No caso do quinteto de Mozart achámos a intervenção do clarinetista Michael Collins demasiado conspícua. Com uma sonoridade lindíssima, aveludada e densa, o clarinetistista provou ser capaz de se integrar no conjunto nas variações do último andamento onde o seu pianíssimo entrou em total sintonia com o quarteto, mas no larghetto foi excessivo na sonoridade, creio que Mozart marcou bem dois pp neste momento mágico, Collins tocou em meio forte, criando um desequilíbrio sonoro que chegou a ser desagradável. Collins parecia um menino feliz ao tocar com o quarteto Borodin mas se tivesse sido mais contido teríamos uma interpretação mais consistente.
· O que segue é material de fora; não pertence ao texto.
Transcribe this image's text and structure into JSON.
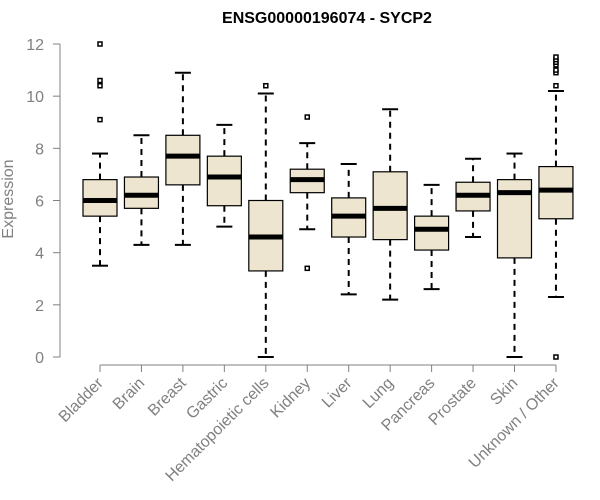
{
  "chart_data": {
    "type": "boxplot",
    "title": "ENSG00000196074 - SYCP2",
    "ylabel": "Expression",
    "xlabel": "",
    "ylim": [
      0,
      12
    ],
    "yticks": [
      0,
      2,
      4,
      6,
      8,
      10,
      12
    ],
    "categories": [
      "Bladder",
      "Brain",
      "Breast",
      "Gastric",
      "Hematopoietic cells",
      "Kidney",
      "Liver",
      "Lung",
      "Pancreas",
      "Prostate",
      "Skin",
      "Unknown / Other"
    ],
    "boxes": [
      {
        "category": "Bladder",
        "min": 3.5,
        "q1": 5.4,
        "median": 6.0,
        "q3": 6.8,
        "max": 7.8,
        "outliers": [
          9.1,
          10.4,
          10.6,
          12.0
        ]
      },
      {
        "category": "Brain",
        "min": 4.3,
        "q1": 5.7,
        "median": 6.2,
        "q3": 6.9,
        "max": 8.5,
        "outliers": []
      },
      {
        "category": "Breast",
        "min": 4.3,
        "q1": 6.6,
        "median": 7.7,
        "q3": 8.5,
        "max": 10.9,
        "outliers": []
      },
      {
        "category": "Gastric",
        "min": 5.0,
        "q1": 5.8,
        "median": 6.9,
        "q3": 7.7,
        "max": 8.9,
        "outliers": []
      },
      {
        "category": "Hematopoietic cells",
        "min": 0.0,
        "q1": 3.3,
        "median": 4.6,
        "q3": 6.0,
        "max": 10.1,
        "outliers": [
          10.4
        ]
      },
      {
        "category": "Kidney",
        "min": 4.9,
        "q1": 6.3,
        "median": 6.8,
        "q3": 7.2,
        "max": 8.2,
        "outliers": [
          3.4,
          9.2
        ]
      },
      {
        "category": "Liver",
        "min": 2.4,
        "q1": 4.6,
        "median": 5.4,
        "q3": 6.1,
        "max": 7.4,
        "outliers": []
      },
      {
        "category": "Lung",
        "min": 2.2,
        "q1": 4.5,
        "median": 5.7,
        "q3": 7.1,
        "max": 9.5,
        "outliers": []
      },
      {
        "category": "Pancreas",
        "min": 2.6,
        "q1": 4.1,
        "median": 4.9,
        "q3": 5.4,
        "max": 6.6,
        "outliers": []
      },
      {
        "category": "Prostate",
        "min": 4.6,
        "q1": 5.6,
        "median": 6.2,
        "q3": 6.7,
        "max": 7.6,
        "outliers": []
      },
      {
        "category": "Skin",
        "min": 0.0,
        "q1": 3.8,
        "median": 6.3,
        "q3": 6.8,
        "max": 7.8,
        "outliers": []
      },
      {
        "category": "Unknown / Other",
        "min": 2.3,
        "q1": 5.3,
        "median": 6.4,
        "q3": 7.3,
        "max": 10.2,
        "outliers": [
          0.0,
          10.4,
          10.9,
          11.0,
          11.2,
          11.3,
          11.4,
          11.5
        ]
      }
    ]
  }
}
A abordagem que o quarteto Borodin faz de Mozart pareceu-me estilisticamente densa e severa, o que está de certa forma em acordo com a densidade destes quarteto, mas em Mozart esta visão deve ser temperada com alguma leveza alguma compreensão do tempo de Mozart que se evidencia na forma de articular e no clássico. Achámos o quarteto Borodin um pouco anacrónico na forma de abordar o seu Mozart.
En termos de comparação acrescento que a gravação velha de trinta anos do quarteto Amadeus, celebrando o seu 25º aniversário (!), continua a ser superior ao Borodin de hoje.

P.S.
1. Estou um pouco arrependido por ter manifestado reservas antecipadas relativamente ao Mozart do quarteto Borodin, parece que tinha uma ideia pré-concebida mas esta impressão foi confirmada pelo concerto em si.
2. Estes comentários são apenas uma relativização do concerto, que mesmo com estas ressalvas foi de altíssima qualidade.